Military Update focuses on issues affecting pay, benefits and lifestyle of active and retired servicepeople. Its author, Tom Philpott, is a Virginia-based syndicated columnist and freelance writer. He has covered military issues for almost 25 years, including six years as editor of Navy Times. For 17 years he worked as a writer and senior editor for Army Times Publishing Co. Philpott, 50, enlisted in the U.S. Coast Guard in 1973 and served as an information officer from 1974-77.

By Tom Philpott

It is not often on Capitol Hill, that a freshman legislator with gumption can have the impact of a wily congressional veteran. It happened most recently May 13 when the House Armed Services Committee narrowly derailed Defense Secretary Donald Rumsfeld's plan to win new, expansive authority over flag and general officer rotations, tour lengths and age limits.

Republican John Kline, four months into his first term representing Minnesota's 2nd District, drew upon 25 years' experience as a Marine Corps officer to attack what he saw as frail logic and an irresponsibly fast pace in Bush administration plans to transform senior officer management.

Fellow Republicans Jo Ann Davis of Virginia and Jim Gibbons of Nevada quietly joined Kline and committee Democrats to support an amendment from Rep. Ellen Tauscher, D-Calif., that knocked from the 2004 defense bill provisions to overhaul senior officer appointments.

Kline risks a disloyalty rap from the Bush administration. Rumsfeld and staff had hoped swift victory in Iraq would lead to swift enactment of personnel management reforms by a Republican-led Congress. They want to allow the most talented senior officers, active and reserve, to serve longer careers.

At the subcommittee level days earlier, Tauscher's amendment was defeated on a straight partisan vote. The Republican majority had accepted Rumsfeld's call to allow up to 40-year careers; raise retired pay, accordingly, to a new maximum of 100 percent of basic pay; end time-in-service ceilings on flag officers; raise their age ceiling by several years and allow additional age deferments for the secretary of defense; and relax the three-year, in-grade requirement that senior officers must meet to retire at their top rank.

Rep. John McHugh, R-N.Y., chairman of the Total Force Subcommittee, argued that these proposals were backed by a study from RAND, the respected defense think tank. Only during full committee debate was it revealed that McHugh alone had seen the RAND report.

Kline said he preferred to rely on his own poll of "every colonel and general I know, active and retired," all of whom oppose the administration's provisions. He agreed with Democrats that the package "would do several bad things" to the officer corps including age it unnecessarily, lower morale among younger officers and politicize senior officer appointments to the point that defense secretaries could surround themselves with like-minded officers, shutting out all others.

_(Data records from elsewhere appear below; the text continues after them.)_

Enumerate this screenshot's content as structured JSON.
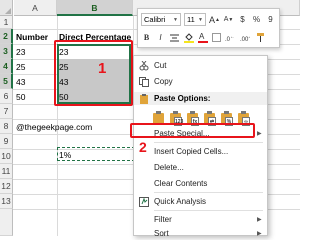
{
  "sheet": {
    "columns": [
      "A",
      "B"
    ],
    "rows": [
      "1",
      "2",
      "3",
      "4",
      "5",
      "6",
      "7",
      "8",
      "9",
      "10",
      "11",
      "12",
      "13"
    ],
    "cells": {
      "A1": "Number",
      "B1": "Direct Percentage",
      "A2": "23",
      "B2": "23",
      "A3": "25",
      "B3": "25",
      "A4": "43",
      "B4": "43",
      "A5": "50",
      "B5": "50",
      "A7": "@thegeekpage.com",
      "B10": "1%"
    }
  },
  "annotations": {
    "step1": "1",
    "step2": "2"
  },
  "mini_toolbar": {
    "font": "Calibri",
    "size": "11",
    "grow_font": "A",
    "shrink_font": "A",
    "currency": "$",
    "percent": "%",
    "comma": "9",
    "bold": "B",
    "italic": "I",
    "font_color": "A"
  },
  "context_menu": {
    "cut": "Cut",
    "copy": "Copy",
    "paste_options": "Paste Options:",
    "paste_special": "Paste Special...",
    "insert_copied_cells": "Insert Copied Cells...",
    "delete": "Delete...",
    "clear_contents": "Clear Contents",
    "quick_analysis": "Quick Analysis",
    "filter": "Filter",
    "sort": "Sort"
  },
  "colors": {
    "accent": "#217346",
    "annotation_red": "#e8141b",
    "clip": "#e0a43a"
  }
}
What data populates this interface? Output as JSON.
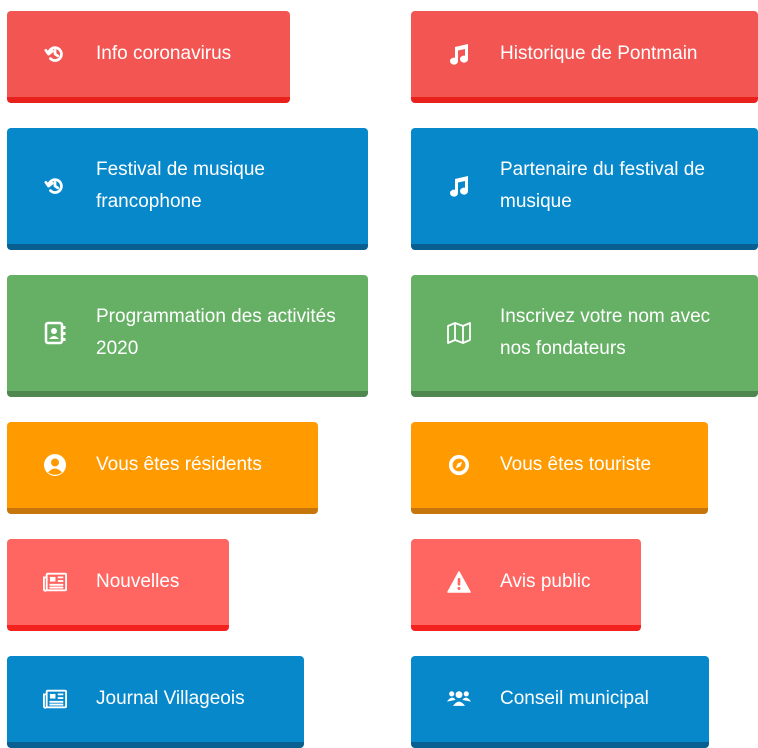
{
  "buttons": [
    {
      "label": "Info coronavirus",
      "icon": "history-icon",
      "color": "#f25552"
    },
    {
      "label": "Historique de Pontmain",
      "icon": "music-note-icon",
      "color": "#f25552"
    },
    {
      "label": "Festival de musique francophone",
      "icon": "history-icon",
      "color": "#0788cb"
    },
    {
      "label": "Partenaire du festival de musique",
      "icon": "music-note-icon",
      "color": "#0788cb"
    },
    {
      "label": "Programmation des activités 2020",
      "icon": "address-book-icon",
      "color": "#66b065"
    },
    {
      "label": "Inscrivez votre nom avec nos fondateurs",
      "icon": "map-icon",
      "color": "#66b065"
    },
    {
      "label": "Vous êtes résidents",
      "icon": "user-circle-icon",
      "color": "#ff9a00"
    },
    {
      "label": "Vous êtes touriste",
      "icon": "compass-icon",
      "color": "#ff9a00"
    },
    {
      "label": "Nouvelles",
      "icon": "newspaper-icon",
      "color": "#ff6661"
    },
    {
      "label": "Avis public",
      "icon": "warning-icon",
      "color": "#ff6661"
    },
    {
      "label": "Journal Villageois",
      "icon": "newspaper-icon",
      "color": "#0788cb"
    },
    {
      "label": "Conseil municipal",
      "icon": "users-icon",
      "color": "#0788cb"
    }
  ]
}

A Vietnam veteran who served as military aide to Presidents Carter and Reagan, Kline said he didn't fall lockstep behind the administration on officer management "because of my experience in the military. If I can't bring that to bear, why am I here?"

Rep. Duncan Hunter, R-Calif., committee chairman, opposed the amendment but thanked Kline for his views, noting that they came from a "guy who carried the nuclear football (a briefcase of launch codes) for two presidents."

The Senate Armed Services Committee also refused to adopt the officer management provisions, seeing a loss of Senate prerogatives for re-confirming star-rank nominees for senior posts. The House vote ensures the issue won't be revisited this year in House-Senate conference committee.